Jiang Xiaojun, Pissaloux Daniel, De La Fouchardiere Christelle, Desseigne Françoise, Wang Qing, Attignon Valery, Fondrevelle Marie-Eve, De La Fouchardiere Arnaud, Perol Maurice, Cassier Philippe, Seigne Christelle, Perol David, Ray-Coquard Isabelle, Meeus Pierre, Fayette Jerome, Flechon Aude, Le Cesne Axel, Penel Nicolas, Tredan Olivier, Blay Jean-Yves
Department of Translational Research, Centre Leon Berard, 69008 Lyon France.
Department of Medical Oncology, Centre Leon Berard, 69008 Lyon France.
Oncotarget. 2015 Sep 22;6(28):26388-99. doi: 10.18632/oncotarget.4557.

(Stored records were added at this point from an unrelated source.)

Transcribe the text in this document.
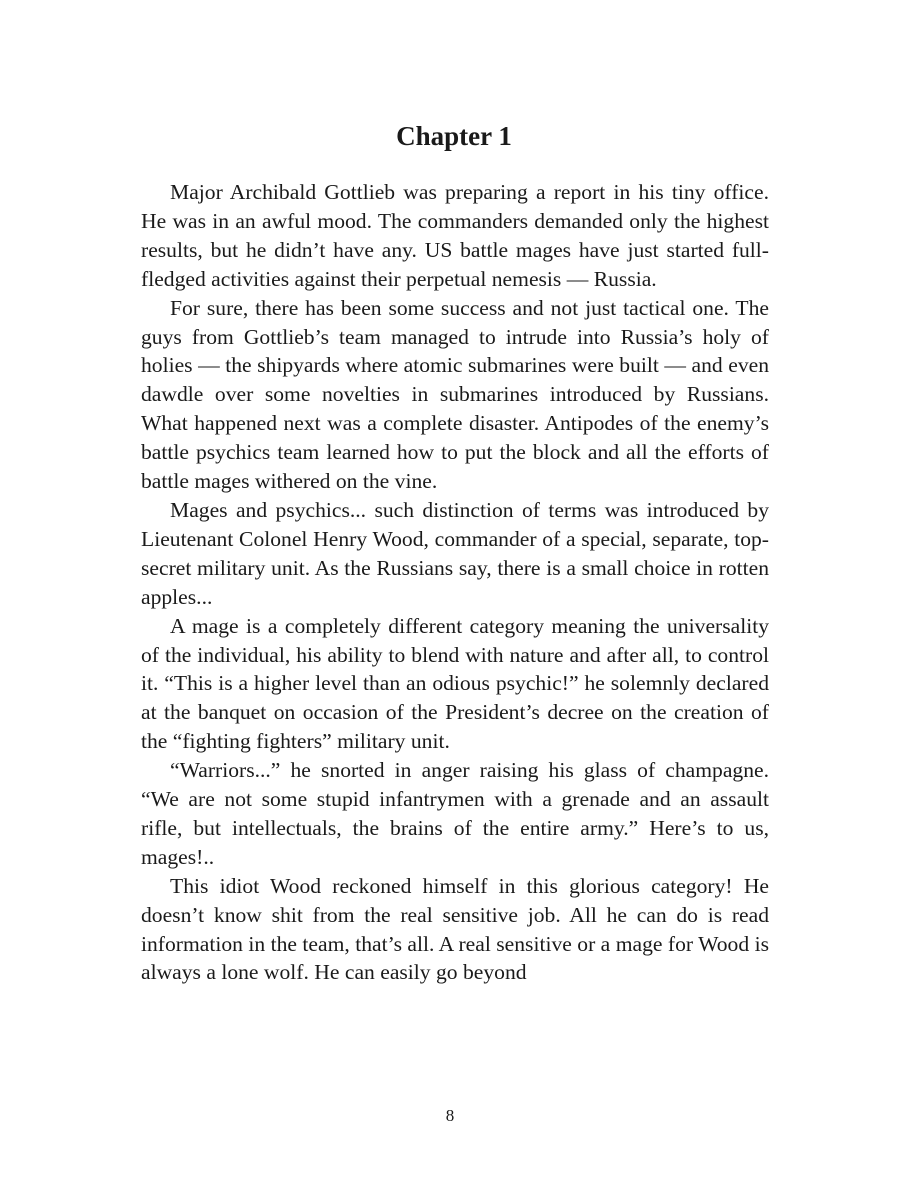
Chapter 1

Major Archibald Gottlieb was preparing a report in his tiny office. He was in an awful mood. The commanders demanded only the highest results, but he didn’t have any. US battle mages have just started full-fledged activities against their perpetual nemesis — Russia.

For sure, there has been some success and not just tactical one. The guys from Gottlieb’s team managed to intrude into Russia’s holy of holies — the shipyards where atomic submarines were built — and even dawdle over some novelties in submarines introduced by Russians. What happened next was a complete disaster. Antipodes of the enemy’s battle psychics team learned how to put the block and all the efforts of battle mages withered on the vine.

Mages and psychics... such distinction of terms was introduced by Lieutenant Colonel Henry Wood, commander of a special, separate, top-secret military unit. As the Russians say, there is a small choice in rotten apples...

A mage is a completely different category meaning the universality of the individual, his ability to blend with nature and after all, to control it. “This is a higher level than an odious psychic!” he solemnly declared at the banquet on occasion of the President’s decree on the creation of the “fighting fighters” military unit.

“Warriors...” he snorted in anger raising his glass of champagne. “We are not some stupid infantrymen with a grenade and an assault rifle, but intellectuals, the brains of the entire army.” Here’s to us, mages!..

This idiot Wood reckoned himself in this glorious category! He doesn’t know shit from the real sensitive job. All he can do is read information in the team, that’s all. A real sensitive or a mage for Wood is always a lone wolf. He can easily go beyond

8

Validated predictive biomarkers for multi-tyrosine kinase inhibitors (MTKI) efficacy are lacking. We hypothesized that interindividual response variability is partially dependent on somatic DNA copy number alterations (SCNAs), particularly those of genes encoding the protein tyrosines targeted by MTKI (called target genes). Genomic alterations were investigated in MTKI responsive and non responsive patients with different histological subtypes included in the ProfiLER protocol (NCT 01774409). From March 2013 to August 2014, 58 patients with advanced cancer treated with one of 7 MTKIs were included in the ProfiLER trial and split into one discovery cohort (n = 13), and 2 validation cohorts (n = 12 and 33). An analysis of the copy number alterations of kinase-coding genes for each of 7 MTKIs was conducted. A prediction algorithm (SUMSCAN) based on the presence of specific gene gains (Tumor Target Charge, TTC) and losses (Tumor Target Losses, TTL) was conceived and validated in 2 independent validation cohorts. MTKI sensitive tumors present a characteristic SCNA profile including a global gain profile, and specific gains for target genes while MTKI resistant tumors present the opposite. SUMSCAN favorable patients achieved longer progression-free and overall survival. This work shows that the copy number sum of kinase-coding genes enables the prediction of response of cancer patients to MTKI, opening a novel paradigm for the treatment selection of these patients.
目前缺乏针对多酪氨酸激酶抑制剂(MTKI)疗效的经过验证的预测生物标志物。我们假设个体间的反应变异性部分取决于体细胞DNA拷贝数改变(SCNA),特别是那些编码MTKI靶向的蛋白质酪氨酸的基因(称为靶基因)的改变。在ProfiLER方案(NCT 01774409)纳入的不同组织学亚型的MTKI反应性和无反应性患者中研究了基因组改变。从2013年3月到2014年8月,ProfiLER试验纳入了58例接受7种MTKI之一治疗的晚期癌症患者,并分为一个发现队列(n = 13)和2个验证队列(n = 12和33)。对7种MTKI中每种激酶编码基因的拷贝数改变进行了分析。基于特定基因增益(肿瘤靶标电荷,TTC)和缺失(肿瘤靶标缺失,TTL)的存在构建了一种预测算法(SUMSCAN),并在2个独立的验证队列中进行了验证。MTKI敏感肿瘤呈现出特征性的SCNA图谱,包括整体增益图谱和靶基因的特定增益,而MTKI耐药肿瘤则呈现相反情况。SUMSCAN评估为有利的患者实现了更长的无进展生存期和总生存期。这项工作表明,激酶编码基因的拷贝数总和能够预测癌症患者对MTKI的反应,为这些患者的治疗选择开辟了一种新的模式。